A group of health care providers who give coordinated care, chronic disease management, and improve the quality of patient care. The organization can afford to offer lower cost care by maintaining a high quality of health care standards.

Actuarial Value

The percentage of total average costs for benefits covered by a health policy.

Actuary

A professional (accountant working for an insurance company) who determines how much the company should charge for premiums.

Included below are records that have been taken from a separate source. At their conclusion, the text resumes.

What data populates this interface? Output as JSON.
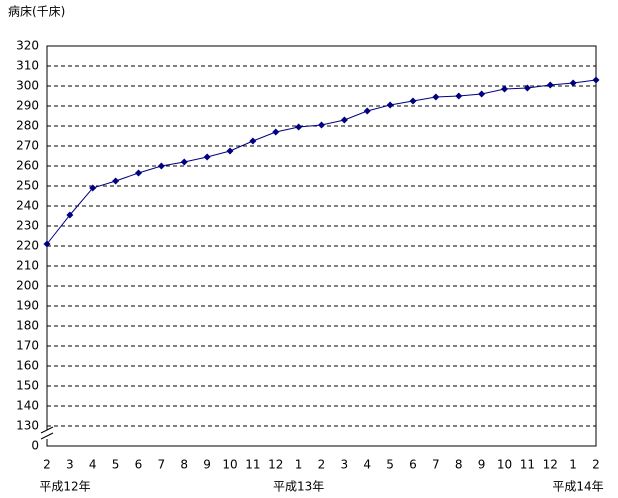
{
  "chart_data": {
    "type": "line",
    "y_label": "病床(千床)",
    "categories": [
      "2",
      "3",
      "4",
      "5",
      "6",
      "7",
      "8",
      "9",
      "10",
      "11",
      "12",
      "1",
      "2",
      "3",
      "4",
      "5",
      "6",
      "7",
      "8",
      "9",
      "10",
      "11",
      "12",
      "1",
      "2"
    ],
    "year_labels": [
      "平成12年",
      null,
      null,
      null,
      null,
      null,
      null,
      null,
      null,
      null,
      null,
      "平成13年",
      null,
      null,
      null,
      null,
      null,
      null,
      null,
      null,
      null,
      null,
      null,
      null,
      "平成14年"
    ],
    "values": [
      221,
      235.5,
      249,
      252.5,
      256.5,
      260,
      262,
      264.5,
      267.5,
      272.5,
      277,
      279.5,
      280.5,
      283,
      287.5,
      290.5,
      292.5,
      294.5,
      295,
      296,
      298.5,
      299,
      300.5,
      301.5,
      303
    ],
    "color": "#000080",
    "ylim": [
      0,
      320
    ],
    "ybreak": [
      0,
      120
    ],
    "yticks": [
      0,
      130,
      140,
      150,
      160,
      170,
      180,
      190,
      200,
      210,
      220,
      230,
      240,
      250,
      260,
      270,
      280,
      290,
      300,
      310,
      320
    ],
    "grid": true
  }
}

This is heavily based on the number of claims paid versus the amount of premiums generated.

Admitting Privilege

An admitting privilege is a doctor’s right to admit patients to a specific hospital.

Advance Directive

An advance directive designates an individual to make health care decisions on your behalf if you are physically or mentally unable to do so personally.

Advocacy

Any activity done with the intent of helping an individual or a group receive something they need or want.

Affordable Care Act (ACA)

The comprehensive health care reform law enacted in March 2010. The health reform law was created in two parts: The Patient Protection Act and Affordable Care Act, which was signed and made effective on March 23, 2010, and was amended by the Health Care and Education Reconciliation Act several days later. The Affordable Care Act refers to the final, amended version of the law.

Agent

A salesperson with a license to sell policies for one or more health insurance companies.

Allowed Charge

A discounted rate that insurance companies will accept and pay for covered benefits. Insurance companies discuss these discounts with health care providers, and the providers agree to take the allowed charge as a full payment. Allowed charges vary with every insurance company.

Annual Limit

A limit, or cap, on the benefits your insurer pays per year while you have one of their health insurance plans.

Association

Associations offer group health insurance policies that allow employees to customize their plans, and have purchasing power with insurers because there is a larger pool of policy-holders in a group.